Un autre point essentiel concerne les revenus. En dix ans, il n’y a pas eu d’augmentation des tarifs des piges dans la presse écrite. D’après une enquête menée en 2015 par l’AJP, les tarifs les plus bas seraient pratiqués en presse quotidienne régionale. Pour un journaliste indépendant, le barème minimum conventionnel est de 1,11 euro par ligne de 60 signes. Le tarif de la pige dépend également du marché, qui ne joue pas souvent en leur faveur. En raison d’un nombre élevé de demandes et de la petite taille du marché, les pigistes ne coûtent pas cher pour les médias qui les sollicitent. « Dans une même rédaction, les tarifs ne sont pas toujours uniformisés. Ils dépendent de la ville dans laquelle on écrit », précise Martine Simonis.

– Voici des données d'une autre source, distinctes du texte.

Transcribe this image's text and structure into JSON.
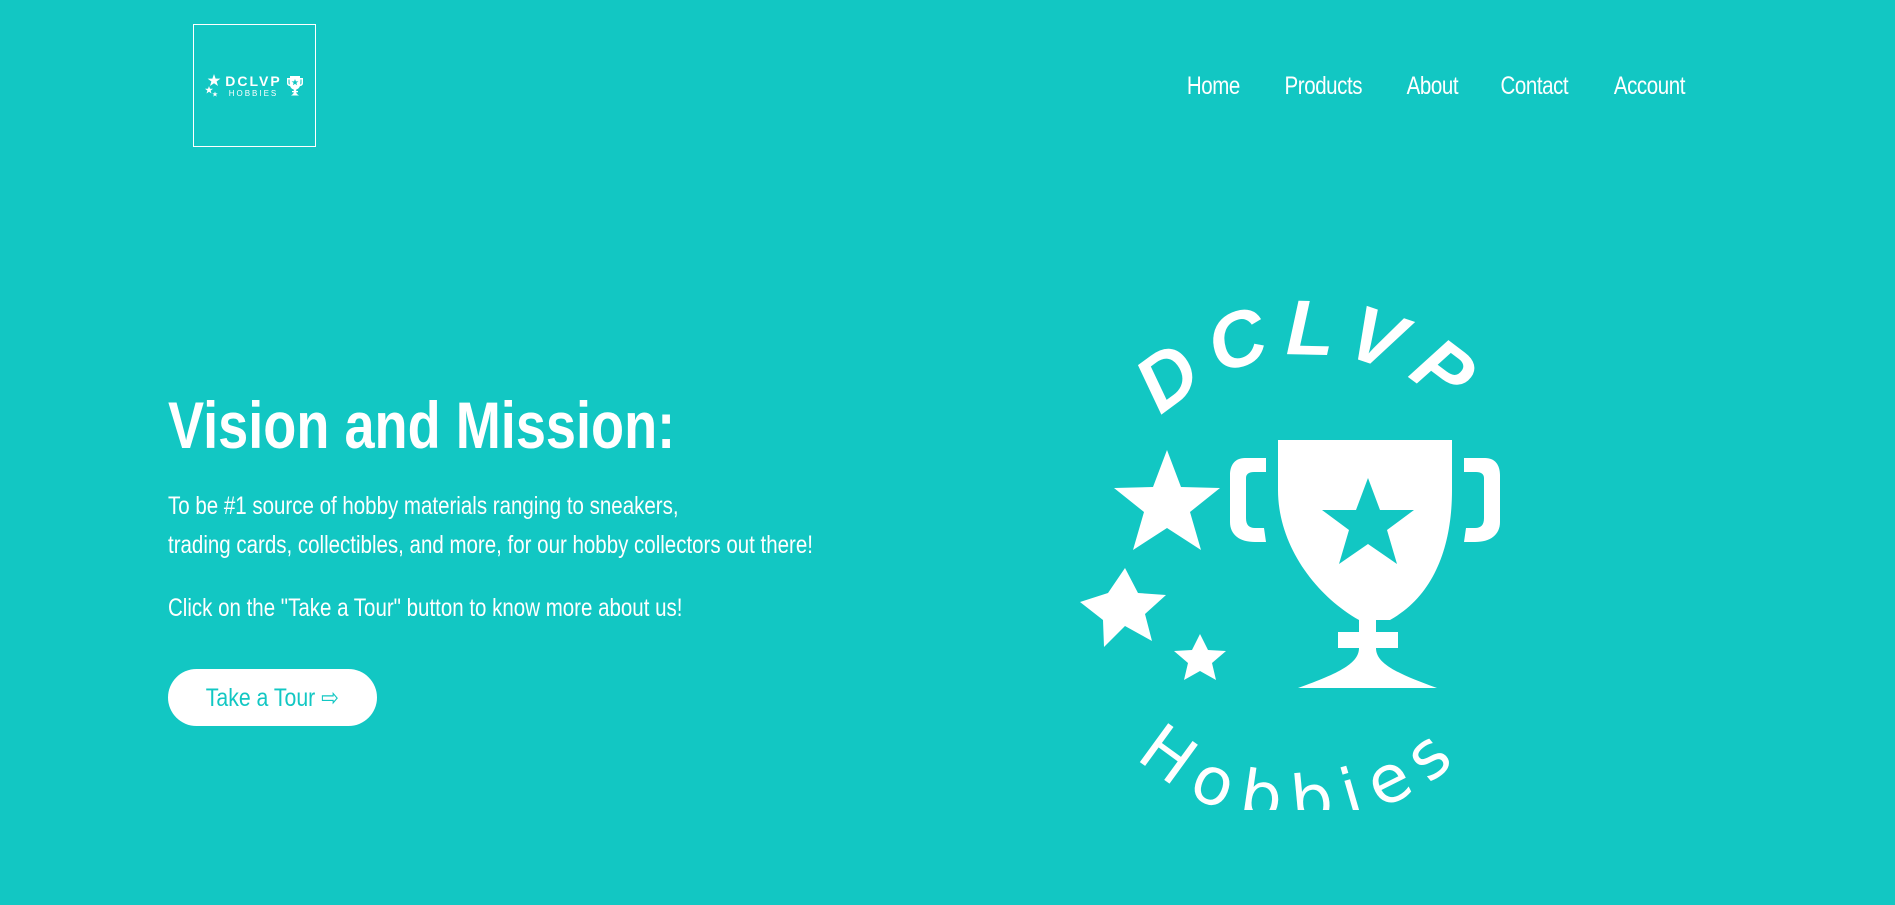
{
  "header": {
    "logo": {
      "brand": "DCLVP",
      "sub": "HOBBIES"
    },
    "nav": [
      {
        "label": "Home"
      },
      {
        "label": "Products"
      },
      {
        "label": "About"
      },
      {
        "label": "Contact"
      },
      {
        "label": "Account"
      }
    ]
  },
  "hero": {
    "title": "Vision and Mission:",
    "description_line1": "To be #1 source of hobby materials ranging to sneakers,",
    "description_line2": "trading cards, collectibles, and more, for our hobby collectors out there!",
    "note": "Click on the \"Take a Tour\" button to know more about us!",
    "button_label": "Take a Tour",
    "button_icon": "arrow-right-icon",
    "button_glyph": "⇨"
  },
  "emblem": {
    "top_text": "DCLVP",
    "bottom_text": "Hobbies"
  },
  "colors": {
    "background": "#12c7c3",
    "foreground": "#ffffff"
  }
}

La situation est préoccupante autant pour les indépendants en presse écrite qu’en audiovisuel. L’AJP a constaté une augmentation du nombre de contrats précaires à la RTBF. « Il appartient au service public de donner des contrats de travail acceptables », souligne sa secrétaire générale. Elle explique également qu’il serait intéressant que le secteur audiovisuel reconnaisse les droits d’auteur des journalistes. La taxation sur les droits d’auteur étant moindre, il est plus intéressant pour les pigistes d’être payés avec ces droits. Cette pratique est pourtant courante en presse quotidienne et périodique.

Plusieurs métiers touchés

Bertrand (prénom d’emprunt) est un journaliste expérimenté. Pigiste pour le web à la RTBF depuis quelques années, il a travaillé pendant 20 ans dans un autre groupe de presse. Il a décroché un contrat à durée déterminée de huit mois, prolongé ensuite de trois mois, avant de redevenir pigiste. Pourtant, Bertrand a réussi le concours d’entrée de la RTBF et se voit confier des tâches très sérieuses comme la responsabilité du site. « Aujourd’hui, ma situation est moins bonne qu’avant l’examen. C’est quand même bizarre de l’avoir réussi et de ne pas avoir de contrat fixe », confie-t-il. Ce pigiste n’est pourtant pas découragé car il sait qu’il y a pire ailleurs. Il exerce également d’autres activités en dehors de ses piges afin de garder une certaine stabilité. De son côté, Nicolas est un journaliste comptant une quinzaine d’années d’expérience. Il travaille actuellement en presse écrite pour plusieurs médias belges. Il y a peu de temps, il a choisi de devenir totalement indépendant. Etre pigiste représente pour lui plusieurs avantages : travailler de chez soi, ne pas être lié à un média, gérer son emploi du temps. « Les seules contraintes se retrouvent au niveau financier. Je ne touche jamais la même chose chaque mois et quand je pars en vacances, je n’ai pas de salaire », explique-t-il.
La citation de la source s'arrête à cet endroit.